Submitted to: Biosystems Engineering
Publication Type: Peer Reviewed Journal
Publication Acceptance Date: 10/6/2021
Publication Date: 10/23/2021
Citation: Delwiche, S.R., Baek, I., Kim, M.S. 2021. Does spatial region of interest (ROI) matter in multispectral and hyperspectral imaging of segmented wheat kernels. Biosystems Engineering. 212:106-114.

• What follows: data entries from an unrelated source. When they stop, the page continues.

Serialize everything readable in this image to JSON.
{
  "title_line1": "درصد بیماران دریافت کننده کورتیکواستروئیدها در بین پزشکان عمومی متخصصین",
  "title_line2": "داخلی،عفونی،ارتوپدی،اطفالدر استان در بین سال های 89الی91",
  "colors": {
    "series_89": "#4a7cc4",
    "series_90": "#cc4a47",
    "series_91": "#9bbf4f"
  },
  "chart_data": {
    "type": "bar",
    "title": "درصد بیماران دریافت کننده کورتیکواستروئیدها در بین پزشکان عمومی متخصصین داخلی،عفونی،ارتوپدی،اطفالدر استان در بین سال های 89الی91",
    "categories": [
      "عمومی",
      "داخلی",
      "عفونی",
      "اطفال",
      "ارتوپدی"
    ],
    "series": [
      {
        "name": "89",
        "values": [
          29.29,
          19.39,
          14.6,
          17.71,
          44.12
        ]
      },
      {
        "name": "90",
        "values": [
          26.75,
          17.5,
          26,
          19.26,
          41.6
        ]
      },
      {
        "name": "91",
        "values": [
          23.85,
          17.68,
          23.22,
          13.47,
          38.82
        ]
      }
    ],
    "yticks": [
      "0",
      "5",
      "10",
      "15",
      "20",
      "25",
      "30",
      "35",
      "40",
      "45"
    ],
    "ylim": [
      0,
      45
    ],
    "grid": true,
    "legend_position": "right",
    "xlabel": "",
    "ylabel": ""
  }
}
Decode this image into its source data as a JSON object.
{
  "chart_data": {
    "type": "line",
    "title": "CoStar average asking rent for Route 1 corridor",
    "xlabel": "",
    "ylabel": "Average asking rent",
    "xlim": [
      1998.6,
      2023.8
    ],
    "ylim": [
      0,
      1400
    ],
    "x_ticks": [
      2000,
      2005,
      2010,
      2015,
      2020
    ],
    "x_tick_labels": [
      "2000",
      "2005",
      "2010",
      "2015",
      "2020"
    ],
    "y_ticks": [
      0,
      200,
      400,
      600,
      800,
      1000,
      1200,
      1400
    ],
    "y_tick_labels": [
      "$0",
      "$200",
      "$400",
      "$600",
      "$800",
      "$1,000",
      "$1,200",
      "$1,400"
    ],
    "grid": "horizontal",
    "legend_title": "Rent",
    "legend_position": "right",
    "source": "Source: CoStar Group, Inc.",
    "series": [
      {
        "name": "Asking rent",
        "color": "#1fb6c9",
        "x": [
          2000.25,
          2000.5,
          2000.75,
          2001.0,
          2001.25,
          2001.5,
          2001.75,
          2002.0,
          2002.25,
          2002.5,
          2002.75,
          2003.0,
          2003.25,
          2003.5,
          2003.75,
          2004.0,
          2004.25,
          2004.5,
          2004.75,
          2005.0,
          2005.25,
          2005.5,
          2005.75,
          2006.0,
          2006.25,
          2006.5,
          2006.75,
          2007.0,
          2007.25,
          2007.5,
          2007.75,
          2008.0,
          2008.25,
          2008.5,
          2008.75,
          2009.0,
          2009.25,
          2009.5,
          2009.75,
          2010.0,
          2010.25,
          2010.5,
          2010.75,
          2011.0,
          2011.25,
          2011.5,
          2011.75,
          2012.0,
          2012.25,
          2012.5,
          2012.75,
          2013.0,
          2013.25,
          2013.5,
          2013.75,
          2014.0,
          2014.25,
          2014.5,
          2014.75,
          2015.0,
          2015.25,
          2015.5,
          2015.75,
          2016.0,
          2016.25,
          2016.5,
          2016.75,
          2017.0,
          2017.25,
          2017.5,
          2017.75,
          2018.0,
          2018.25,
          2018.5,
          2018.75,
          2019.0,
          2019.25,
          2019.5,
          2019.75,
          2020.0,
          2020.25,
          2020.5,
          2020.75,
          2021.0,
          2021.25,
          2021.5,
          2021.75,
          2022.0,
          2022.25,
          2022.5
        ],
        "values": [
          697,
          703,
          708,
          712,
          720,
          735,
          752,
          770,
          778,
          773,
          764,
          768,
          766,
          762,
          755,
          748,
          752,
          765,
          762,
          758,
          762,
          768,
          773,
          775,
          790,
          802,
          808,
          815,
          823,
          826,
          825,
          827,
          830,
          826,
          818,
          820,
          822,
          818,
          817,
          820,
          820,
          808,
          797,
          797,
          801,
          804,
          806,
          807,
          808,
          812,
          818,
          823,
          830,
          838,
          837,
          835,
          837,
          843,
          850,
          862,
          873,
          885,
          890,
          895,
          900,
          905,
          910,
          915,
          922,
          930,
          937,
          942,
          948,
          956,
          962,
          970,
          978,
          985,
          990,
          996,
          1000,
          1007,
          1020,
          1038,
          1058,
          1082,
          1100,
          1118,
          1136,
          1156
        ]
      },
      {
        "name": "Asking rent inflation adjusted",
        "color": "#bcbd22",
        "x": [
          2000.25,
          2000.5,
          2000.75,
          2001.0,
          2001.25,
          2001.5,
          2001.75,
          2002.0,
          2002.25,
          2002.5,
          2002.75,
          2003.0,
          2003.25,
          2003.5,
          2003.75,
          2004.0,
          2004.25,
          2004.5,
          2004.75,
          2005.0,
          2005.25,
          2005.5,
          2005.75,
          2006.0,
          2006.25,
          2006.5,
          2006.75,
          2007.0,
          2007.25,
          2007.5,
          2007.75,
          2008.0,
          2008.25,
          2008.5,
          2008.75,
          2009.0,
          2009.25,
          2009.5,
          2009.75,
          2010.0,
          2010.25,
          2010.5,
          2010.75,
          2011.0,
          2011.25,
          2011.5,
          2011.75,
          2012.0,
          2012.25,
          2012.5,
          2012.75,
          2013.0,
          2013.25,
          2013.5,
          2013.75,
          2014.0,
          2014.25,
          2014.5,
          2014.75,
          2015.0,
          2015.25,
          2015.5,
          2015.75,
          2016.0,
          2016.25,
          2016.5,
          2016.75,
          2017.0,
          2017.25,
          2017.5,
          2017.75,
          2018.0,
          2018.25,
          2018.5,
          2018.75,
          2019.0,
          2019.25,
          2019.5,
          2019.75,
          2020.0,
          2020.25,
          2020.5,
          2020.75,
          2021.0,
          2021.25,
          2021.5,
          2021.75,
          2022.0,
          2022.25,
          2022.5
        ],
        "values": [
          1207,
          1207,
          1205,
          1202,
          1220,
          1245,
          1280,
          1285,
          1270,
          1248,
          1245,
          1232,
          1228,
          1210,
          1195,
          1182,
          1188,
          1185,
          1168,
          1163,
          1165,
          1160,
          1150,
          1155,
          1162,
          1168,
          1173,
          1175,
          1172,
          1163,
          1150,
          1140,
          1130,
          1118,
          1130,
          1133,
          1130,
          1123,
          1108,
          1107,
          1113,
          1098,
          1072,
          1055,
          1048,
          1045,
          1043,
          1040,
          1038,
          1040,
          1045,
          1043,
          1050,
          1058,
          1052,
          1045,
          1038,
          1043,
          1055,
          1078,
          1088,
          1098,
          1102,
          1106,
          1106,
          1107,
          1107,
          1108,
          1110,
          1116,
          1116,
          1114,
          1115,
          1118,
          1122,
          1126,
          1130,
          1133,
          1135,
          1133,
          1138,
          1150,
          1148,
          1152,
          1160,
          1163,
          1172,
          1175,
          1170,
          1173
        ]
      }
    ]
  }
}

DOI: https://doi.org/10.1016/j.biosystemseng.2021.10.003

Interpretive Summary: Seeds of cereal grains, such as wheat, may undergo a post-harvest sorting operation for removal of foreign material or physiological damage. Existing commercial sorters typically use the capture of light reflected from the object surface for accepting or rejecting seed, with an emphasis placed on speed of operation. Advances in spectral imaging and computation are now making it feasible to perform rudimentary image (1-3 wavebands) analysis in seed sorting operations. This study was conducted to examine the effect of size of the region of a seed undergoing image analysis, with size ranging from the entire viewed surface down to a small centrally located subregion (approximately 5 percent) of the surface. The objective was to determine how small a size can be used while still maintaining the ability to categorize wheat seed into a accept or reject condition for sorting purposes. In a test case involving sound wheat kernels and kernels infected with Fusarium head blight (a fungal disease), it was found that image subregions representing less than 10 percent of the exposed seed surface produced reasonably accurate classifications, thus allowing for simplified image classification algorithm design. This research is intended to benefit developers of multispectral and hyperspectral image software for use in image-based cereal sorters. Ultimately, the work will lead to the adoption of image analysis in cereal seed sorting.

Technical Abstract: High-speed optical sorting of seeds for damage and foreign material is a well-developed technology, with commercial sorters readily available. Advances in optics technology and computational processing have brought multispectral and hyperspectral imaging to commercial sorting of fruits and vegetables, yet the application of imaging to single cereal seeds has lagged due to the enormity in numbers of seeds and challenges posed by lighting, shadowing, and seed curvature that are less problematic with larger objects. This study examined the effect of region of interest (ROI) size on the seed surface with respect to the ability to sort seed into accept and reject categories. With the predication that light reflection variation is greater between seeds of different class than within seed of the same class, sorting potential was examined on a set and subset of hard red wheat samples (n = 87 and 5, respectively) with varying mixtures of sound and fusarium-damaged seed. Regions of interest (ROI) size ranged from 5 centrally located pixels arranged in a cross to all pixels (typically 100) contained in the viewed surface of a kernel. Two modeling structures were used; the first involving all 87 samples (approximately 220 kernels per sample), in which mixture level of sound and fusarium-damaged kernels is known, but individual kernel class is unknown; and the second involving 5 samples, of which, an equal number of 287 known sound and known fusarium-damaged kernels were used. Accordingly, the larger set model characterized the dispersion (by standard deviation) of kernel-to-kernel reflectance at a single representative wavelength, while the smaller set was used to develop linear discriminant analysis classification models using one to three wavelengths. With either structure it was found that the smaller ROIs should be sufficient for a two-class (accepts, rejects) image-based sorting operation.